HIV doesn’t drive the spread of drug-resistant tuberculosis

While the human immunodeficiency virus (HIV) pandemic fuels tuberculosis (TB) outbreaks, it does not drive the development and transmission of multidrug-resistance in TB patients as previously suspected, according to an international study led by UCL scientists.
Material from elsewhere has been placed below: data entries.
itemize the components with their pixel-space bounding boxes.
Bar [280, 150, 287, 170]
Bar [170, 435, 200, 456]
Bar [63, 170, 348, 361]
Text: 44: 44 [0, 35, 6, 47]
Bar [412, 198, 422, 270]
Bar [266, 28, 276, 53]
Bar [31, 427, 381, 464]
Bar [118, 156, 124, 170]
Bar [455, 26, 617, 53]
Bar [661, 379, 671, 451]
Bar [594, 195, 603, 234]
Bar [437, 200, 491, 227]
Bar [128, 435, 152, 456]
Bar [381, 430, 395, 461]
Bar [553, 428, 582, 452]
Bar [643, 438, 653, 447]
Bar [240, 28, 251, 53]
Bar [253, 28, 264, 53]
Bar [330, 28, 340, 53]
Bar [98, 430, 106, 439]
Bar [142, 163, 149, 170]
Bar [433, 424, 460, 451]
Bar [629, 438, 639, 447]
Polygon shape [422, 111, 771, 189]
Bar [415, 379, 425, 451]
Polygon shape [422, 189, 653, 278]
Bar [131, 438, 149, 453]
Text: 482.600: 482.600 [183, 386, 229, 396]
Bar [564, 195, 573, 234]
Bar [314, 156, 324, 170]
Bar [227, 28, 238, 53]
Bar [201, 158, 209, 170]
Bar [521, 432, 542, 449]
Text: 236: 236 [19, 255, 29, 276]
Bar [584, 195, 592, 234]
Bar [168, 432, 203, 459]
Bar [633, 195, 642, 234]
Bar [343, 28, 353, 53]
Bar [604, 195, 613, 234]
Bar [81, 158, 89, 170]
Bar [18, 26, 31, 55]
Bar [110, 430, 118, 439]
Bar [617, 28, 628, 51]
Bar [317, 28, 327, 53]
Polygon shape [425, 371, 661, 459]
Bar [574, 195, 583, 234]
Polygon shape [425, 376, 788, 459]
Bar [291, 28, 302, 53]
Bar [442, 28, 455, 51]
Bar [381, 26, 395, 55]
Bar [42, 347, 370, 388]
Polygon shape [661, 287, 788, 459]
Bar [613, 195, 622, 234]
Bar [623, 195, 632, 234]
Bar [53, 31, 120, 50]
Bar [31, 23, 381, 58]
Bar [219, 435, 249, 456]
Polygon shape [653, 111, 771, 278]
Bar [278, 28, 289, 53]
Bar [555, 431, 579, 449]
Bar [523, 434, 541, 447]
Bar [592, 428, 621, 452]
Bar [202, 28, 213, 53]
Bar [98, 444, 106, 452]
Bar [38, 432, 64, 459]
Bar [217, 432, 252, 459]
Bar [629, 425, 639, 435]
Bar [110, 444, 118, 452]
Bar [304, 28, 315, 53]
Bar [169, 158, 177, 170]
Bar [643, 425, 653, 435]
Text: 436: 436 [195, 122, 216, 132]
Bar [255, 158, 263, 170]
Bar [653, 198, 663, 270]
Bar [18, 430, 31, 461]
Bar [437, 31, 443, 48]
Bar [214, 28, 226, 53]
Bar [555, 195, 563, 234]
The findings, published today in eLife, show that TB drug resistance is not more likely to evolve in HIV-positive patients compared to HIV-negative patients. 'We know that the HIV pandemic amplifies the TB epidemic as people are often co-infected but what wasn't clear before now was the effect of HIV on drug resistance of the agent of TB, the bacterium Mycobacterium tuberculosis (Mtb). We've shown for the first time that HIV is not the driver for multidrug-resistant TB,' said co-first author Dr Adrien Rieux (UCL Genetics Institute). 'There are ongoing efforts around the world to tackle these potentially fatal diseases and it is know that among the estimated 1.5 million people who died from TB in 2015, about 200,000 cases involved multidrug-resistant TB and 400,000 were HIV co-infected.' said co-first author Vegard Eldholm, a research fellow at the Norwegian Institute of Public Health. To explore the impact of HIV co-infection on Mtb drug resistance, the team analysed the genomes of 252 TB isolates from patients belonging to the largest outbreak of multidrug-resistant TB in South America to date. The isolates were collected from patients with known HIV status from the mid-1990s until 2009.